27/02/2021 23:36
L’Alma Salerno
supera con il punteggio di 5-4 il Real Terracina e consolida,
in virtù del contemporaneo ko interno dello Junior Domitia e del turno di
riposo dello Spartak Caserta, la quinta posizione del raggruppamento F. I
granata, orfani del bomber Facundo Galiñanes, dominano i primi venti minuti,
chiudendo il parziale sul quattro a zero. Nella ripresa sale in cattedra
Olleia, che trascina i suoi ad un passo da una clamorosa rimonta.
PRIMO TEMPO –
Magalhaes si affida alle parate del pipelet Fuschino, che completa il quintetto
titolare con i rientranti Priori e Altomare, i quali guidano le linee centrali
affiancati sulle fasce da Mennella e Spisso. Avvio sprint dei granata, che
provano subito ad affondare il colpo: al 5’ il corner di Priori trova ben
appostato Spisso che apre il piatto ma trova l’opposizione di Pecchia. Il
punteggio si sblocca al 7’ con la firma che non ti aspetti: Fuschino rinvia e
colpisce il montante avversario, la sfera sbatte sulla schiena di Di Fabbio e
carambola in rete per il vantaggio granata. Due minuti più tardi l’Alma
raddoppia: Priori lancia Mennella che infila in buca d’angolo con un diagonale
che non lascia scampo al portiere. Al 10’ arriva anche la prima gioia
stagionale per Severino, che sfrutta una disattenzione difensiva per punire la
retroguardia laziale con una deviazione che beffa la difesa ospite. Il Real
Terracina opta per il portiere di movimento e l’Alma, sulle ali
dell’entusiasmo, cala il poker: Altomare, dalla propria tre quarti campo,
conclude al volo a porta sguarnita, suggellando la propria prestazione con il
ritorno al gol.
SECONDO
TEMPO – L’unica eccezione nel quintetto di partenza è la presenza di
Matteo Petolicchio. Gli ospiti impegnano seriamente Fuschino al 5’: il tacco in
area di Lauretti trova la risposta del portiere granata che blocca la sfera
sulla linea. Un minuto più tardi i biancoverdi riaprono la contesa: il tocco
sottoporta di Simone Olleia beffa la retroguardia granata.

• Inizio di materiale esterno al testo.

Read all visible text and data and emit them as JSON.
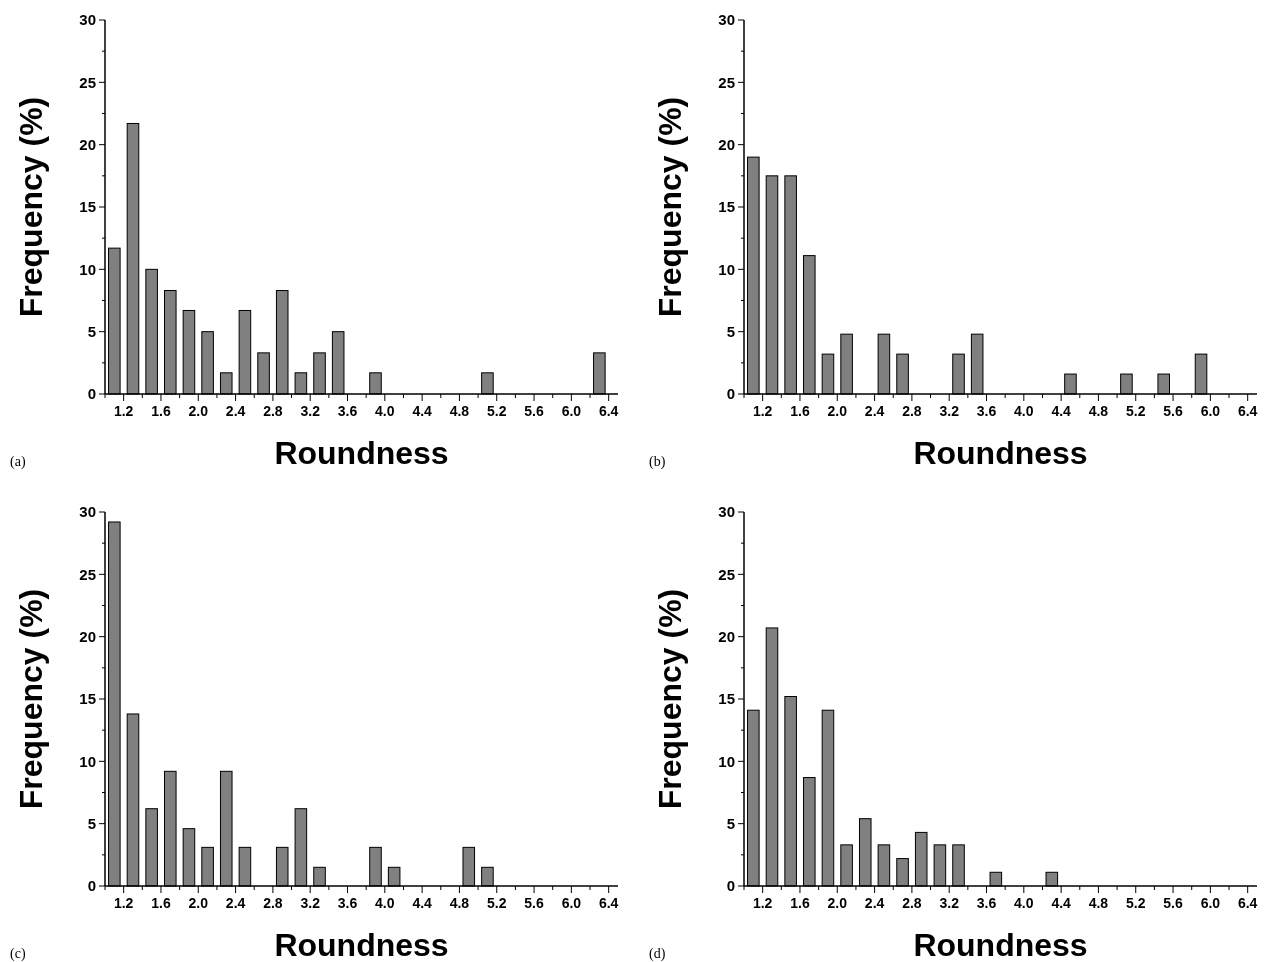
{
  "chart_data": [
    {
      "type": "histogram",
      "xlabel": "Roundness",
      "ylabel": "Frequency (%)",
      "annotations": [
        "(a)"
      ],
      "color": "#808080",
      "bins": [
        1.0,
        1.2,
        1.4,
        1.6,
        1.8,
        2.0,
        2.2,
        2.4,
        2.6,
        2.8,
        3.0,
        3.2,
        3.4,
        3.6,
        3.8,
        4.0,
        4.2,
        4.4,
        4.6,
        4.8,
        5.0,
        5.2,
        5.4,
        5.6,
        5.8,
        6.0,
        6.2,
        6.4
      ],
      "values": [
        11.7,
        21.7,
        10,
        8.3,
        6.7,
        5,
        1.7,
        6.7,
        3.3,
        8.3,
        1.7,
        3.3,
        5,
        0,
        1.7,
        0,
        0,
        0,
        0,
        0,
        1.7,
        0,
        0,
        0,
        0,
        0,
        3.3
      ],
      "xlim": [
        1.0,
        6.5
      ],
      "ylim": [
        0,
        30
      ],
      "xticks": [
        {
          "value": 1.0,
          "label": null
        },
        {
          "value": 1.2,
          "label": "1.2"
        },
        {
          "value": 1.4,
          "label": null
        },
        {
          "value": 1.6,
          "label": "1.6"
        },
        {
          "value": 1.8,
          "label": null
        },
        {
          "value": 2.0,
          "label": "2.0"
        },
        {
          "value": 2.2,
          "label": null
        },
        {
          "value": 2.4,
          "label": "2.4"
        },
        {
          "value": 2.6,
          "label": null
        },
        {
          "value": 2.8,
          "label": "2.8"
        },
        {
          "value": 3.0,
          "label": null
        },
        {
          "value": 3.2,
          "label": "3.2"
        },
        {
          "value": 3.4,
          "label": null
        },
        {
          "value": 3.6,
          "label": "3.6"
        },
        {
          "value": 3.8,
          "label": null
        },
        {
          "value": 4.0,
          "label": "4.0"
        },
        {
          "value": 4.2,
          "label": null
        },
        {
          "value": 4.4,
          "label": "4.4"
        },
        {
          "value": 4.6,
          "label": null
        },
        {
          "value": 4.8,
          "label": "4.8"
        },
        {
          "value": 5.0,
          "label": null
        },
        {
          "value": 5.2,
          "label": "5.2"
        },
        {
          "value": 5.4,
          "label": null
        },
        {
          "value": 5.6,
          "label": "5.6"
        },
        {
          "value": 5.8,
          "label": null
        },
        {
          "value": 6.0,
          "label": "6.0"
        },
        {
          "value": 6.2,
          "label": null
        },
        {
          "value": 6.4,
          "label": "6.4"
        }
      ],
      "yticks": [
        0,
        {
          "value": 2.5,
          "label": null
        },
        5,
        {
          "value": 7.5,
          "label": null
        },
        10,
        {
          "value": 12.5,
          "label": null
        },
        15,
        {
          "value": 17.5,
          "label": null
        },
        20,
        {
          "value": 22.5,
          "label": null
        },
        25,
        {
          "value": 27.5,
          "label": null
        },
        30
      ]
    },
    {
      "type": "histogram",
      "xlabel": "Roundness",
      "ylabel": "Frequency (%)",
      "annotations": [
        "(b)"
      ],
      "color": "#808080",
      "bins": [
        1.0,
        1.2,
        1.4,
        1.6,
        1.8,
        2.0,
        2.2,
        2.4,
        2.6,
        2.8,
        3.0,
        3.2,
        3.4,
        3.6,
        3.8,
        4.0,
        4.2,
        4.4,
        4.6,
        4.8,
        5.0,
        5.2,
        5.4,
        5.6,
        5.8,
        6.0,
        6.2,
        6.4
      ],
      "values": [
        19.0,
        17.5,
        17.5,
        11.1,
        3.2,
        4.8,
        0,
        4.8,
        3.2,
        0,
        0,
        3.2,
        4.8,
        0,
        0,
        0,
        0,
        1.6,
        0,
        0,
        1.6,
        0,
        1.6,
        0,
        3.2,
        0,
        0
      ],
      "xlim": [
        1.0,
        6.5
      ],
      "ylim": [
        0,
        30
      ],
      "xticks": [
        {
          "value": 1.0,
          "label": null
        },
        {
          "value": 1.2,
          "label": "1.2"
        },
        {
          "value": 1.4,
          "label": null
        },
        {
          "value": 1.6,
          "label": "1.6"
        },
        {
          "value": 1.8,
          "label": null
        },
        {
          "value": 2.0,
          "label": "2.0"
        },
        {
          "value": 2.2,
          "label": null
        },
        {
          "value": 2.4,
          "label": "2.4"
        },
        {
          "value": 2.6,
          "label": null
        },
        {
          "value": 2.8,
          "label": "2.8"
        },
        {
          "value": 3.0,
          "label": null
        },
        {
          "value": 3.2,
          "label": "3.2"
        },
        {
          "value": 3.4,
          "label": null
        },
        {
          "value": 3.6,
          "label": "3.6"
        },
        {
          "value": 3.8,
          "label": null
        },
        {
          "value": 4.0,
          "label": "4.0"
        },
        {
          "value": 4.2,
          "label": null
        },
        {
          "value": 4.4,
          "label": "4.4"
        },
        {
          "value": 4.6,
          "label": null
        },
        {
          "value": 4.8,
          "label": "4.8"
        },
        {
          "value": 5.0,
          "label": null
        },
        {
          "value": 5.2,
          "label": "5.2"
        },
        {
          "value": 5.4,
          "label": null
        },
        {
          "value": 5.6,
          "label": "5.6"
        },
        {
          "value": 5.8,
          "label": null
        },
        {
          "value": 6.0,
          "label": "6.0"
        },
        {
          "value": 6.2,
          "label": null
        },
        {
          "value": 6.4,
          "label": "6.4"
        }
      ],
      "yticks": [
        0,
        {
          "value": 2.5,
          "label": null
        },
        5,
        {
          "value": 7.5,
          "label": null
        },
        10,
        {
          "value": 12.5,
          "label": null
        },
        15,
        {
          "value": 17.5,
          "label": null
        },
        20,
        {
          "value": 22.5,
          "label": null
        },
        25,
        {
          "value": 27.5,
          "label": null
        },
        30
      ]
    },
    {
      "type": "histogram",
      "xlabel": "Roundness",
      "ylabel": "Frequency (%)",
      "annotations": [
        "(c)"
      ],
      "color": "#808080",
      "bins": [
        1.0,
        1.2,
        1.4,
        1.6,
        1.8,
        2.0,
        2.2,
        2.4,
        2.6,
        2.8,
        3.0,
        3.2,
        3.4,
        3.6,
        3.8,
        4.0,
        4.2,
        4.4,
        4.6,
        4.8,
        5.0,
        5.2,
        5.4,
        5.6,
        5.8,
        6.0,
        6.2,
        6.4
      ],
      "values": [
        29.2,
        13.8,
        6.2,
        9.2,
        4.6,
        3.1,
        9.2,
        3.1,
        0,
        3.1,
        6.2,
        1.5,
        0,
        0,
        3.1,
        1.5,
        0,
        0,
        0,
        3.1,
        1.5,
        0,
        0,
        0,
        0,
        0,
        0
      ],
      "xlim": [
        1.0,
        6.5
      ],
      "ylim": [
        0,
        30
      ],
      "xticks": [
        {
          "value": 1.0,
          "label": null
        },
        {
          "value": 1.2,
          "label": "1.2"
        },
        {
          "value": 1.4,
          "label": null
        },
        {
          "value": 1.6,
          "label": "1.6"
        },
        {
          "value": 1.8,
          "label": null
        },
        {
          "value": 2.0,
          "label": "2.0"
        },
        {
          "value": 2.2,
          "label": null
        },
        {
          "value": 2.4,
          "label": "2.4"
        },
        {
          "value": 2.6,
          "label": null
        },
        {
          "value": 2.8,
          "label": "2.8"
        },
        {
          "value": 3.0,
          "label": null
        },
        {
          "value": 3.2,
          "label": "3.2"
        },
        {
          "value": 3.4,
          "label": null
        },
        {
          "value": 3.6,
          "label": "3.6"
        },
        {
          "value": 3.8,
          "label": null
        },
        {
          "value": 4.0,
          "label": "4.0"
        },
        {
          "value": 4.2,
          "label": null
        },
        {
          "value": 4.4,
          "label": "4.4"
        },
        {
          "value": 4.6,
          "label": null
        },
        {
          "value": 4.8,
          "label": "4.8"
        },
        {
          "value": 5.0,
          "label": null
        },
        {
          "value": 5.2,
          "label": "5.2"
        },
        {
          "value": 5.4,
          "label": null
        },
        {
          "value": 5.6,
          "label": "5.6"
        },
        {
          "value": 5.8,
          "label": null
        },
        {
          "value": 6.0,
          "label": "6.0"
        },
        {
          "value": 6.2,
          "label": null
        },
        {
          "value": 6.4,
          "label": "6.4"
        }
      ],
      "yticks": [
        0,
        {
          "value": 2.5,
          "label": null
        },
        5,
        {
          "value": 7.5,
          "label": null
        },
        10,
        {
          "value": 12.5,
          "label": null
        },
        15,
        {
          "value": 17.5,
          "label": null
        },
        20,
        {
          "value": 22.5,
          "label": null
        },
        25,
        {
          "value": 27.5,
          "label": null
        },
        30
      ]
    },
    {
      "type": "histogram",
      "xlabel": "Roundness",
      "ylabel": "Frequency (%)",
      "annotations": [
        "(d)"
      ],
      "color": "#808080",
      "bins": [
        1.0,
        1.2,
        1.4,
        1.6,
        1.8,
        2.0,
        2.2,
        2.4,
        2.6,
        2.8,
        3.0,
        3.2,
        3.4,
        3.6,
        3.8,
        4.0,
        4.2,
        4.4,
        4.6,
        4.8,
        5.0,
        5.2,
        5.4,
        5.6,
        5.8,
        6.0,
        6.2,
        6.4
      ],
      "values": [
        14.1,
        20.7,
        15.2,
        8.7,
        14.1,
        3.3,
        5.4,
        3.3,
        2.2,
        4.3,
        3.3,
        3.3,
        0,
        1.1,
        0,
        0,
        1.1,
        0,
        0,
        0,
        0,
        0,
        0,
        0,
        0,
        0,
        0
      ],
      "xlim": [
        1.0,
        6.5
      ],
      "ylim": [
        0,
        30
      ],
      "xticks": [
        {
          "value": 1.0,
          "label": null
        },
        {
          "value": 1.2,
          "label": "1.2"
        },
        {
          "value": 1.4,
          "label": null
        },
        {
          "value": 1.6,
          "label": "1.6"
        },
        {
          "value": 1.8,
          "label": null
        },
        {
          "value": 2.0,
          "label": "2.0"
        },
        {
          "value": 2.2,
          "label": null
        },
        {
          "value": 2.4,
          "label": "2.4"
        },
        {
          "value": 2.6,
          "label": null
        },
        {
          "value": 2.8,
          "label": "2.8"
        },
        {
          "value": 3.0,
          "label": null
        },
        {
          "value": 3.2,
          "label": "3.2"
        },
        {
          "value": 3.4,
          "label": null
        },
        {
          "value": 3.6,
          "label": "3.6"
        },
        {
          "value": 3.8,
          "label": null
        },
        {
          "value": 4.0,
          "label": "4.0"
        },
        {
          "value": 4.2,
          "label": null
        },
        {
          "value": 4.4,
          "label": "4.4"
        },
        {
          "value": 4.6,
          "label": null
        },
        {
          "value": 4.8,
          "label": "4.8"
        },
        {
          "value": 5.0,
          "label": null
        },
        {
          "value": 5.2,
          "label": "5.2"
        },
        {
          "value": 5.4,
          "label": null
        },
        {
          "value": 5.6,
          "label": "5.6"
        },
        {
          "value": 5.8,
          "label": null
        },
        {
          "value": 6.0,
          "label": "6.0"
        },
        {
          "value": 6.2,
          "label": null
        },
        {
          "value": 6.4,
          "label": "6.4"
        }
      ],
      "yticks": [
        0,
        {
          "value": 2.5,
          "label": null
        },
        5,
        {
          "value": 7.5,
          "label": null
        },
        10,
        {
          "value": 12.5,
          "label": null
        },
        15,
        {
          "value": 17.5,
          "label": null
        },
        20,
        {
          "value": 22.5,
          "label": null
        },
        25,
        {
          "value": 27.5,
          "label": null
        },
        30
      ]
    }
  ]
}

Il Terracina prova a
rialzare la testa ma, qualche istante più tardi, si fa male con le proprie
mani: l’arbitro espelle, nell’arco di pochi secondi, Simone Pecchia, costretto
a lasciare anticipatamente il campo per condotta antisportiva. I laziali non si
scoraggiano e, dopo aver ritrovato la parità numerica, accorciano: il sigillo
di Simone Paravani rianima la panchina ospite e veste di un ritrovato interesse
la seconda parte di gara. A fare la differenza è il computo dei falli: Altomare
favorisce il sesto in favore dei suoi e permette a Priori di andare al tiro
libero. Il brasiliano, complice l’emozione per il ritorno in campo, cestina la
più ghiotta delle occasioni per mandare anticipatamente agli archivi la gara,
calciando alto. Sull’azione di gioco che segue arriva l’eurogol di Matteo
Olleia, che scaraventa la sfera nell’angolino alto. Priori si riscatta pochi
istanti più tardi, servendo a Canneva un delizioso assist al centro dell’area
che il numero cinque deve soltanto accompagnare in rete. La gara vive di
fiammate e il Real si fa nuovamente sotto con Marigliani, che appoggia in rete
la conclusione del solito Olleia. Lo stesso 99 si presenta al tiro libero ma si
fa ipnotizzare dall’intervento di Fuschino, il quale mantiene a galla i suoi
respingendo la conclusione del giovane calcettista laziale. Dubbia decisione
dell’arbitro a 1’ dal termine: Spisso ferma Lauretti al limite dell’area e
l’arbitro ravvede un fallo nell’intervento del numero 10. Al tiro libero si
presenta Olleia che getta alle ortiche la palla più pesante della partita.
L’Alma matura un successo fondamentale in chiave promozione, che permette ai
granata di rafforzare l’ultima posizione utile in chiave play-off.